Spending healthy despite June dip

Construction spending declined in June from May 2019 and June 2018 levels, but most categories other than single-family homebuilding ended the first half of the year ahead of the year-to-date totals for 2018, according to an analysis by the Associated General Contractors of America of new federal spending data.

KEN SIMONSON

Association officials said that the monthly declines in construction spending may reflect the fact contractors are having a difficult time finding enough workers to keep pace with demand.

“Although the initial estimates for spending in June show decreases from May in all major categories, the first half of 2019 as a whole has been positive, aside from single-family construction,” said Ken Simonson, the association’s chief economist.

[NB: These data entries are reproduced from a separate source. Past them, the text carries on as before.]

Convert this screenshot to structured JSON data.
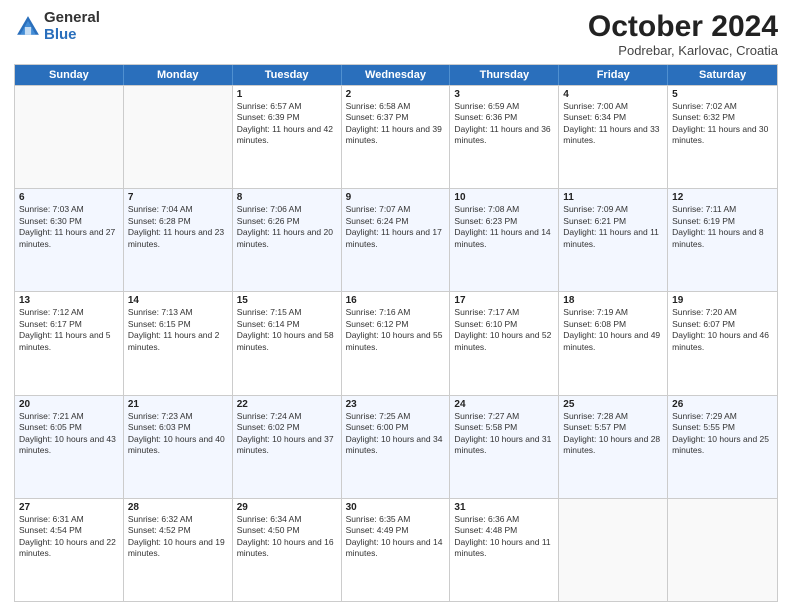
{
  "header": {
    "logo": {
      "general": "General",
      "blue": "Blue"
    },
    "title": "October 2024",
    "subtitle": "Podrebar, Karlovac, Croatia"
  },
  "days_of_week": [
    "Sunday",
    "Monday",
    "Tuesday",
    "Wednesday",
    "Thursday",
    "Friday",
    "Saturday"
  ],
  "rows": [
    [
      {
        "day": "",
        "info": "",
        "empty": true
      },
      {
        "day": "",
        "info": "",
        "empty": true
      },
      {
        "day": "1",
        "info": "Sunrise: 6:57 AM\nSunset: 6:39 PM\nDaylight: 11 hours and 42 minutes."
      },
      {
        "day": "2",
        "info": "Sunrise: 6:58 AM\nSunset: 6:37 PM\nDaylight: 11 hours and 39 minutes."
      },
      {
        "day": "3",
        "info": "Sunrise: 6:59 AM\nSunset: 6:36 PM\nDaylight: 11 hours and 36 minutes."
      },
      {
        "day": "4",
        "info": "Sunrise: 7:00 AM\nSunset: 6:34 PM\nDaylight: 11 hours and 33 minutes."
      },
      {
        "day": "5",
        "info": "Sunrise: 7:02 AM\nSunset: 6:32 PM\nDaylight: 11 hours and 30 minutes."
      }
    ],
    [
      {
        "day": "6",
        "info": "Sunrise: 7:03 AM\nSunset: 6:30 PM\nDaylight: 11 hours and 27 minutes."
      },
      {
        "day": "7",
        "info": "Sunrise: 7:04 AM\nSunset: 6:28 PM\nDaylight: 11 hours and 23 minutes."
      },
      {
        "day": "8",
        "info": "Sunrise: 7:06 AM\nSunset: 6:26 PM\nDaylight: 11 hours and 20 minutes."
      },
      {
        "day": "9",
        "info": "Sunrise: 7:07 AM\nSunset: 6:24 PM\nDaylight: 11 hours and 17 minutes."
      },
      {
        "day": "10",
        "info": "Sunrise: 7:08 AM\nSunset: 6:23 PM\nDaylight: 11 hours and 14 minutes."
      },
      {
        "day": "11",
        "info": "Sunrise: 7:09 AM\nSunset: 6:21 PM\nDaylight: 11 hours and 11 minutes."
      },
      {
        "day": "12",
        "info": "Sunrise: 7:11 AM\nSunset: 6:19 PM\nDaylight: 11 hours and 8 minutes."
      }
    ],
    [
      {
        "day": "13",
        "info": "Sunrise: 7:12 AM\nSunset: 6:17 PM\nDaylight: 11 hours and 5 minutes."
      },
      {
        "day": "14",
        "info": "Sunrise: 7:13 AM\nSunset: 6:15 PM\nDaylight: 11 hours and 2 minutes."
      },
      {
        "day": "15",
        "info": "Sunrise: 7:15 AM\nSunset: 6:14 PM\nDaylight: 10 hours and 58 minutes."
      },
      {
        "day": "16",
        "info": "Sunrise: 7:16 AM\nSunset: 6:12 PM\nDaylight: 10 hours and 55 minutes."
      },
      {
        "day": "17",
        "info": "Sunrise: 7:17 AM\nSunset: 6:10 PM\nDaylight: 10 hours and 52 minutes."
      },
      {
        "day": "18",
        "info": "Sunrise: 7:19 AM\nSunset: 6:08 PM\nDaylight: 10 hours and 49 minutes."
      },
      {
        "day": "19",
        "info": "Sunrise: 7:20 AM\nSunset: 6:07 PM\nDaylight: 10 hours and 46 minutes."
      }
    ],
    [
      {
        "day": "20",
        "info": "Sunrise: 7:21 AM\nSunset: 6:05 PM\nDaylight: 10 hours and 43 minutes."
      },
      {
        "day": "21",
        "info": "Sunrise: 7:23 AM\nSunset: 6:03 PM\nDaylight: 10 hours and 40 minutes."
      },
      {
        "day": "22",
        "info": "Sunrise: 7:24 AM\nSunset: 6:02 PM\nDaylight: 10 hours and 37 minutes."
      },
      {
        "day": "23",
        "info": "Sunrise: 7:25 AM\nSunset: 6:00 PM\nDaylight: 10 hours and 34 minutes."
      },
      {
        "day": "24",
        "info": "Sunrise: 7:27 AM\nSunset: 5:58 PM\nDaylight: 10 hours and 31 minutes."
      },
      {
        "day": "25",
        "info": "Sunrise: 7:28 AM\nSunset: 5:57 PM\nDaylight: 10 hours and 28 minutes."
      },
      {
        "day": "26",
        "info": "Sunrise: 7:29 AM\nSunset: 5:55 PM\nDaylight: 10 hours and 25 minutes."
      }
    ],
    [
      {
        "day": "27",
        "info": "Sunrise: 6:31 AM\nSunset: 4:54 PM\nDaylight: 10 hours and 22 minutes."
      },
      {
        "day": "28",
        "info": "Sunrise: 6:32 AM\nSunset: 4:52 PM\nDaylight: 10 hours and 19 minutes."
      },
      {
        "day": "29",
        "info": "Sunrise: 6:34 AM\nSunset: 4:50 PM\nDaylight: 10 hours and 16 minutes."
      },
      {
        "day": "30",
        "info": "Sunrise: 6:35 AM\nSunset: 4:49 PM\nDaylight: 10 hours and 14 minutes."
      },
      {
        "day": "31",
        "info": "Sunrise: 6:36 AM\nSunset: 4:48 PM\nDaylight: 10 hours and 11 minutes."
      },
      {
        "day": "",
        "info": "",
        "empty": true
      },
      {
        "day": "",
        "info": "",
        "empty": true
      }
    ]
  ]
}
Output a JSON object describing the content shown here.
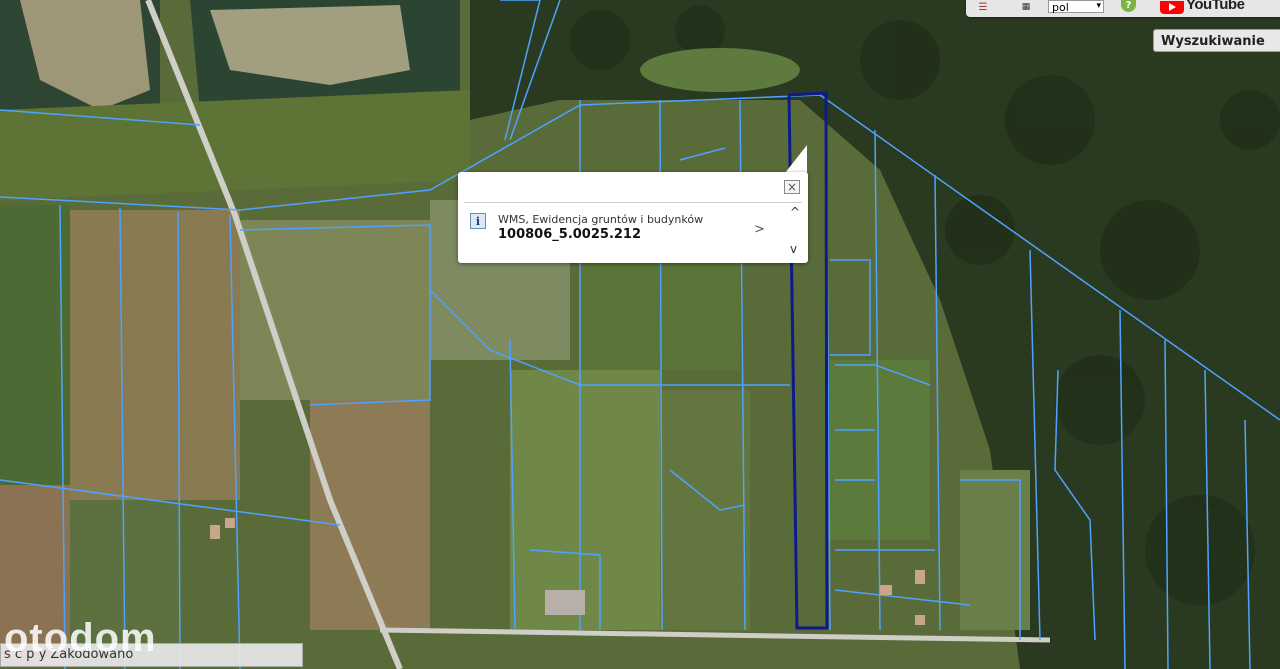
{
  "toolbar": {
    "language": "pol",
    "help_icon": "question-icon",
    "youtube_label": "YouTube"
  },
  "search_button": "Wyszukiwanie",
  "popup": {
    "layer_name": "WMS, Ewidencja gruntów i budynków",
    "parcel_id": "100806_5.0025.212",
    "close_icon": "close-icon",
    "close_glyph": "×",
    "next_glyph": ">",
    "up_glyph": "^",
    "down_glyph": "v"
  },
  "status_bar": "s  c   p   y  Zakodowano",
  "watermark": "otodom",
  "colors": {
    "parcel_lines": "#4da3ff",
    "selected_parcel": "#0d1a8a",
    "forest": "#2b3d22",
    "field": "#9a8a5a"
  }
}
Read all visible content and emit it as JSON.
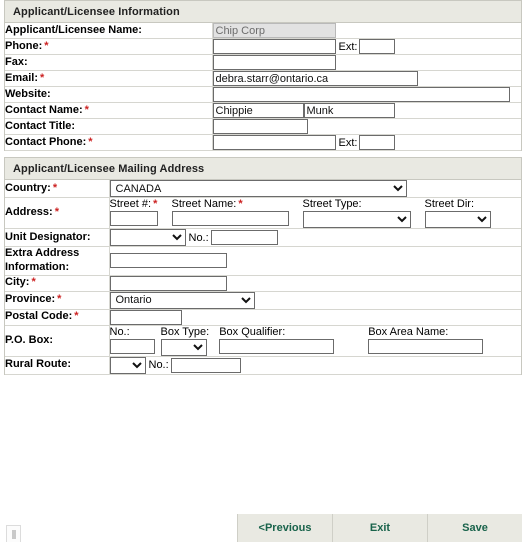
{
  "sections": {
    "info": {
      "title": "Applicant/Licensee Information",
      "rows": {
        "name": {
          "label": "Applicant/Licensee Name:",
          "required": false,
          "value": "Chip Corp",
          "disabled": true
        },
        "phone": {
          "label": "Phone:",
          "required": true,
          "value": "",
          "ext_label": "Ext:",
          "ext_value": ""
        },
        "fax": {
          "label": "Fax:",
          "required": false,
          "value": ""
        },
        "email": {
          "label": "Email:",
          "required": true,
          "value": "debra.starr@ontario.ca"
        },
        "website": {
          "label": "Website:",
          "required": false,
          "value": ""
        },
        "contact_name": {
          "label": "Contact Name:",
          "required": true,
          "first_value": "Chippie",
          "last_value": "Munk"
        },
        "contact_title": {
          "label": "Contact Title:",
          "required": false,
          "value": ""
        },
        "contact_phone": {
          "label": "Contact Phone:",
          "required": true,
          "value": "",
          "ext_label": "Ext:",
          "ext_value": ""
        }
      }
    },
    "address": {
      "title": "Applicant/Licensee Mailing Address",
      "rows": {
        "country": {
          "label": "Country:",
          "required": true,
          "value": "CANADA",
          "options": [
            "CANADA"
          ]
        },
        "address": {
          "label": "Address:",
          "required": true,
          "street_no_label": "Street #:",
          "street_no_required": true,
          "street_no_value": "",
          "street_name_label": "Street Name:",
          "street_name_required": true,
          "street_name_value": "",
          "street_type_label": "Street Type:",
          "street_type_value": "",
          "street_dir_label": "Street Dir:",
          "street_dir_value": ""
        },
        "unit": {
          "label": "Unit Designator:",
          "required": false,
          "designator_value": "",
          "no_label": "No.:",
          "no_value": ""
        },
        "extra": {
          "label": "Extra Address Information:",
          "required": false,
          "value": ""
        },
        "city": {
          "label": "City:",
          "required": true,
          "value": ""
        },
        "province": {
          "label": "Province:",
          "required": true,
          "value": "Ontario",
          "options": [
            "Ontario"
          ]
        },
        "postal": {
          "label": "Postal Code:",
          "required": true,
          "value": ""
        },
        "pobox": {
          "label": "P.O. Box:",
          "required": false,
          "no_label": "No.:",
          "no_value": "",
          "box_type_label": "Box Type:",
          "box_type_value": "",
          "box_qualifier_label": "Box Qualifier:",
          "box_qualifier_value": "",
          "box_area_label": "Box Area Name:",
          "box_area_value": ""
        },
        "rural": {
          "label": "Rural Route:",
          "required": false,
          "route_value": "",
          "no_label": "No.:",
          "no_value": ""
        }
      }
    }
  },
  "footer": {
    "previous_label": "<Previous",
    "exit_label": "Exit",
    "save_label": "Save"
  },
  "colors": {
    "section_header_bg": "#e9e9e2",
    "required_marker": "#cc2222",
    "button_text": "#19634b",
    "button_bg": "#e9e9e2"
  }
}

“The initial monthly estimates have mostly been revised upward, making the six-month year-to-date totals a more reliable indicator of underlying trends.”

Construction spending totaled $1.287 trillion at a seasonally adjusted annual rate in June, a drop of 1.3 percent from the May rate and 2.1 percent from the June 2018 rate, according to estimates the U.S. Census Bureau released today. For the first six months of 2019 combined, spending dipped by 0.5 percent from the same period in 2018.

Public construction spending slipped 3.7 percent for the month but jumped 10.1 percent year-to-date. Spending in the first half of 2019 was up sharply for most public infrastructure, with year-to-date increases of 14.5 percent for highway and street construction spending, 7.1 percent for transportation (airports, transit, rail and port) spending, 16.2 percent for sewage and waste disposal, 15.1 percent for water supply and 12.2 percent for conservation and development.

Private nonresidential spending declined 0.3 by percent from May to June but the six-month total was 1.7 percent higher than in January-June 2018. Major private nonresidential categories experienced mixed first-half results. The largest, power construction (comprising electric power generation, transmission and distribution, plus oil and gas fields and pipelines), inched up by 0.3 percent year-to-date. Commercial (retail, warehouse and farm) construction decreased by 9.9 percent. Manufacturing construction posted an 11.6 percent gain. Private office construction spending rose 8.6 percent.

Private residential construction spending declined 0.5 percent for the month and 7.8 percent year-to-date. Single-family homebuilding decreased 7.0 percent in the first six months of the year, while spending on multifamily projects increased 11.5 percent. Spending on residential improvements plunged 13.8 percent year-to-date.

Association officials said that one reason construction spending declined between May and June is because contractors cannot find enough qualified workers to keep pace with demand.

They noted that seventy-eight percent of construction firms reported earlier this year having a hard time finding enough qualified workers to hire. As a result, the drop in construction spending in some categories in June likely reflects the fact firms are turning down or delaying projects until they have enough people on hand to do the work.

“The reason construction workforce shortages are a problem is their potential to undermine broader economic growth,” said Stephen E. Sandherr, the association’s chief executive officer.

“That is why Congress and the administration should boost funding for career and technical education and make Pell Grants eligible for students studying construction at career and technical colleges.”